The Germans count the cost of Crete

The German parachute troop losses during the invasion of Crete were high.

The Germans ultimately prevailed on Crete but at great cost. Estimates of the exact losses vary greatly – there were around 4,000 German graves on Crete. But British naval commanders believed they had accounted for thousands more when they sunk troop transports bringing men across by sea at the height of the battle. Only a few hundred bodies were washed up. Churchill estimated total losses at around 15,000, some put it even higher.

Hitler lost all enthusiasm for large scale parachute operations after the battle, in the future parachute troops would be used as elite infantry. Possible future operations against Malta and Cyprus were discarded.

Baron von der Heydte considered it a pyrrhic victory. He had fought with the 3rd Parachute Regiment at Crete. He was to recall his meeting with General Kurt Student, the German parachute commander, on 28th May 1941:

General Student visited us almost immediately after the fall of Canea. Had fourteen days really elapsed since I had last seen him issuing orders in Athens?

He had visibly altered. He seemed much graver, more reserved, and older. There was no evidence in his features that he was joyful over the victory — his victory — and proud at the success of his daring scheme. The cost of victory had evidently proved too much for him. Some of the battalions had lost all their officers, and in several companies there were only a few men left alive.

. . . The battle for Crete was to prove the overture to the great tragedy which reached its climax at El Alamein and Stalingrad.
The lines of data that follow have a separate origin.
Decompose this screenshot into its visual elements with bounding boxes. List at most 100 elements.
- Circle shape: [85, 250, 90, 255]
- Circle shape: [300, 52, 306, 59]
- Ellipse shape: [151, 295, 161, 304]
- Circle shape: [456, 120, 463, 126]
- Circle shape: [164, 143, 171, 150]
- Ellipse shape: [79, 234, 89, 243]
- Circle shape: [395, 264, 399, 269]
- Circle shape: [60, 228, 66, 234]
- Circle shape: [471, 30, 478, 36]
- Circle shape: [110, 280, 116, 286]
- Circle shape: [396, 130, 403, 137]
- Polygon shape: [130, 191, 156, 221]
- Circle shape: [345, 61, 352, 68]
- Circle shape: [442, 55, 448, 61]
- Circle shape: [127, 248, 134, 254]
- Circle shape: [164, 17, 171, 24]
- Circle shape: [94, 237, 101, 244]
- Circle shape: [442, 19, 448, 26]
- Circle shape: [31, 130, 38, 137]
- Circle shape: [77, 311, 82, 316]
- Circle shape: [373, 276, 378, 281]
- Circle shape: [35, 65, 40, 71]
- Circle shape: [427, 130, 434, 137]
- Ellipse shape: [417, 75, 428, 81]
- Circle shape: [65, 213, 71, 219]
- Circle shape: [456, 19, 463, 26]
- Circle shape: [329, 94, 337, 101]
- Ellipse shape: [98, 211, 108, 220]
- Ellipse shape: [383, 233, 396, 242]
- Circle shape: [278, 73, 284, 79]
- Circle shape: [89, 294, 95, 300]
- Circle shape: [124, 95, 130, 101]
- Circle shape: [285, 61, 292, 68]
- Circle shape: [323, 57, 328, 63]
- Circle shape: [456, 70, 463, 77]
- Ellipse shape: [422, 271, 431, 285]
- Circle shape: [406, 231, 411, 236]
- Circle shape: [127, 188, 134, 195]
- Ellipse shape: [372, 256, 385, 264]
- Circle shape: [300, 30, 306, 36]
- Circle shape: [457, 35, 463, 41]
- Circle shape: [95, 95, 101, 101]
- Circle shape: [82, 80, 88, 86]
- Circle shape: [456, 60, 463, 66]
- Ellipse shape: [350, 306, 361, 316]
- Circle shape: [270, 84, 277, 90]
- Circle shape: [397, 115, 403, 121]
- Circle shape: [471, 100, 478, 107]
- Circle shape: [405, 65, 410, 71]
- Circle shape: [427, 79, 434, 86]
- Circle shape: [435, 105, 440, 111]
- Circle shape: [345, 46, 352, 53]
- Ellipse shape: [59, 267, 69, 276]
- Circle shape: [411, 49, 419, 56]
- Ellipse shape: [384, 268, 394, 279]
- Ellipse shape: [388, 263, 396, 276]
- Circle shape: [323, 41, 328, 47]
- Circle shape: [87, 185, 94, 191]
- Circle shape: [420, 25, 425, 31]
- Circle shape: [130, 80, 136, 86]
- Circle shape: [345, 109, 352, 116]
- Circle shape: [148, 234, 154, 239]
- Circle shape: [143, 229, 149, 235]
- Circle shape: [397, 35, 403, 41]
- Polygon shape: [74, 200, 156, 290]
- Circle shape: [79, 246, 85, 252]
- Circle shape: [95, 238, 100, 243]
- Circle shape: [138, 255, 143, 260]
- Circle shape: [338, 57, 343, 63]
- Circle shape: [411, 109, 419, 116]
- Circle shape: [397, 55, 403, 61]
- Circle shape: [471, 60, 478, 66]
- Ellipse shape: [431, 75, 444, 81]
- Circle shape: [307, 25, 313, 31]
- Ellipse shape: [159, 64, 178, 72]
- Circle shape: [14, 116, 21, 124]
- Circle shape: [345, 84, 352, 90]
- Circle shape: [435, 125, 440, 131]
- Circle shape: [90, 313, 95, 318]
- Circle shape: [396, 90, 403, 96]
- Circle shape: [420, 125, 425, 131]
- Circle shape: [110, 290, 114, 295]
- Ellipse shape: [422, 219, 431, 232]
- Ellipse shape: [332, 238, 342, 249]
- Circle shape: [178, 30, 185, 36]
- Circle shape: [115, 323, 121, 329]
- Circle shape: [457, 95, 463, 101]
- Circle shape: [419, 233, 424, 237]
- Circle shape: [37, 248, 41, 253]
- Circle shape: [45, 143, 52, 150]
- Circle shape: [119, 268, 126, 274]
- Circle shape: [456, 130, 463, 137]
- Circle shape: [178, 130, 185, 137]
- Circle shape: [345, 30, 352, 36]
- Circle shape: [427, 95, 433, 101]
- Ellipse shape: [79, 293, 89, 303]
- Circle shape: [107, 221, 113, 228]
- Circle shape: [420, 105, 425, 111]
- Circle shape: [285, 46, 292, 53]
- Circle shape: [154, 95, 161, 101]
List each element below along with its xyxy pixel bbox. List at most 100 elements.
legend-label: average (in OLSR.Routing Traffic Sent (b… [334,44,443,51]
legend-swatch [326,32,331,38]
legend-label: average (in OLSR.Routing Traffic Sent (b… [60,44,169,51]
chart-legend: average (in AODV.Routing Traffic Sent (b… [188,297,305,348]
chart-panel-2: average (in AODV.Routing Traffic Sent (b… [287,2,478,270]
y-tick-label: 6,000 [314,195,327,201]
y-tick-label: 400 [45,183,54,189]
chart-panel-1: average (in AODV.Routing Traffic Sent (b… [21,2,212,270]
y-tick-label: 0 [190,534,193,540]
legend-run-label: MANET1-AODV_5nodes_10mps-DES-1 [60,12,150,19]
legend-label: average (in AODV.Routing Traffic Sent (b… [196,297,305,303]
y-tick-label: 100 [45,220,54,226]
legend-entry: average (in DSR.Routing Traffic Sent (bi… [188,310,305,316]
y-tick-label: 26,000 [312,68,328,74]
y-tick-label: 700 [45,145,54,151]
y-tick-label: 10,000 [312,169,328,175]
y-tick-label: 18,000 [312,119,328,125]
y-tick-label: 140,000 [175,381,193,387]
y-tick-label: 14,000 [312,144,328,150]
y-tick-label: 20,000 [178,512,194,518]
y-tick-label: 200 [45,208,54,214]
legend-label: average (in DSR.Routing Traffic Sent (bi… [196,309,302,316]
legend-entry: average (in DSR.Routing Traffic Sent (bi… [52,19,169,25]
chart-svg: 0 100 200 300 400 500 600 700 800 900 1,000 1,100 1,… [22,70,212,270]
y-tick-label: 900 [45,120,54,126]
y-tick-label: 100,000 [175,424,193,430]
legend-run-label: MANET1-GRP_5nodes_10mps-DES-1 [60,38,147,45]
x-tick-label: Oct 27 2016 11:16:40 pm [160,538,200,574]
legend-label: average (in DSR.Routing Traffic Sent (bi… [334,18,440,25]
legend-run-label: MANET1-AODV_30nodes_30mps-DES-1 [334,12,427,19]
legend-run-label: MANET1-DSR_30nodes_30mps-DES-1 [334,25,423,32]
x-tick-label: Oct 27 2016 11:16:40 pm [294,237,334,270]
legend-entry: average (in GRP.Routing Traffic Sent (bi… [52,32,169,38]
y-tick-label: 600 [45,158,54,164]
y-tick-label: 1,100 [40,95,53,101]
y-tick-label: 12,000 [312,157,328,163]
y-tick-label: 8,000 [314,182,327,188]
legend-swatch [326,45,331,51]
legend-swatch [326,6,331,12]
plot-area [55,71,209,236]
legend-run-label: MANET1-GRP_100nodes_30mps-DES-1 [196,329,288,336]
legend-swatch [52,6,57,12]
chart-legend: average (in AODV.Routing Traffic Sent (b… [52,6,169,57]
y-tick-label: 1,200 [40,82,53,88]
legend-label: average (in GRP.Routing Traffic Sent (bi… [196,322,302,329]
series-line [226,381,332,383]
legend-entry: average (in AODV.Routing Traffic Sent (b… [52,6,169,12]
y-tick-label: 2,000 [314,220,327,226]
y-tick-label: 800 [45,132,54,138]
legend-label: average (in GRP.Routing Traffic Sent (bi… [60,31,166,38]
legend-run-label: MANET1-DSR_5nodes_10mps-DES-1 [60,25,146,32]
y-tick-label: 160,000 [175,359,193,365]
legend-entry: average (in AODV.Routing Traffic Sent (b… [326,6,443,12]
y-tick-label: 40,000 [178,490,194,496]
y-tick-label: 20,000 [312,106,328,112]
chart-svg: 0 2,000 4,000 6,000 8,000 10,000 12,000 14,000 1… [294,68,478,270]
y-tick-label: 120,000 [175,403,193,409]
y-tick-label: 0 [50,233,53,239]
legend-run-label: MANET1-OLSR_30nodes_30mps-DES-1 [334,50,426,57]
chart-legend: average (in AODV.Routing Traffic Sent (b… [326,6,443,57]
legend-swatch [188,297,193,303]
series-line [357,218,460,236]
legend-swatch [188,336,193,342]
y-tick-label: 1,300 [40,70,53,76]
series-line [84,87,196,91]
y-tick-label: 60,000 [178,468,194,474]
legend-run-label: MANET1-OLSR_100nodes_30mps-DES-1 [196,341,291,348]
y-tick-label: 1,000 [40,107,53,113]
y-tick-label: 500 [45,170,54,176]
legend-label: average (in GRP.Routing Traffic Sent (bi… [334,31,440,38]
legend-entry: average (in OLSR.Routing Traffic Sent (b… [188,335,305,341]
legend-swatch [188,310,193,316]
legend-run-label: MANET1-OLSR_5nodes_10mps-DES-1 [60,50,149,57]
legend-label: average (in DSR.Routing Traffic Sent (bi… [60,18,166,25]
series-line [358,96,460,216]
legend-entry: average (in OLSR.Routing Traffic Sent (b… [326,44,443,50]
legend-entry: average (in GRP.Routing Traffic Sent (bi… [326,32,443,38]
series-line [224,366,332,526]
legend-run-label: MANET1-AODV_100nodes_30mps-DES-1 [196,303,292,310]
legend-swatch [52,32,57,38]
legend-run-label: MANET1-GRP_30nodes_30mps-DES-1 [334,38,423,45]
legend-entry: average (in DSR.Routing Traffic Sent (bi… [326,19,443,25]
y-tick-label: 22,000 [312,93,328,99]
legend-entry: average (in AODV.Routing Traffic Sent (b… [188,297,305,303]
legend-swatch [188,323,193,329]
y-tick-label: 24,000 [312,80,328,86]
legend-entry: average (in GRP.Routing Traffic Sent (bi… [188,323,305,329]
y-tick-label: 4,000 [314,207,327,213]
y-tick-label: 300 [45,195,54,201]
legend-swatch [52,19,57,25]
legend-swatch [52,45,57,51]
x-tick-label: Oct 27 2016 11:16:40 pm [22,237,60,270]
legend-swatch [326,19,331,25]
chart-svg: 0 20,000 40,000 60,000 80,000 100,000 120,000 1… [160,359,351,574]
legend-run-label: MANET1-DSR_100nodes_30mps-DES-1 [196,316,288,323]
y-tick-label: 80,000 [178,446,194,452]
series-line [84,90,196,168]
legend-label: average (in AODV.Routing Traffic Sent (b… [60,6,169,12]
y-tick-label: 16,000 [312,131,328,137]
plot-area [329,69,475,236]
For the first time there had stood against us a brave and relentless opponent on a battleground which favoured him.

On this occasion things had gone well with us, but it seemed almost a miracle that our great and hazardous enterprise had succeeded. How it did, I cannot say to this day. Success had suddenly come to us at a moment when, as so often happens in war, we had ceased to believe in the possibility of success.

My interview with General Student was brief and to the point. In answer to his questions I concisely reported our experiences in the attack and told him of our losses. When I had finished he grasped me firmly by the hand and held it for a long time. “I thank you,” was all he said; but the grasp of his hand and those three short words were quite sufficient for me.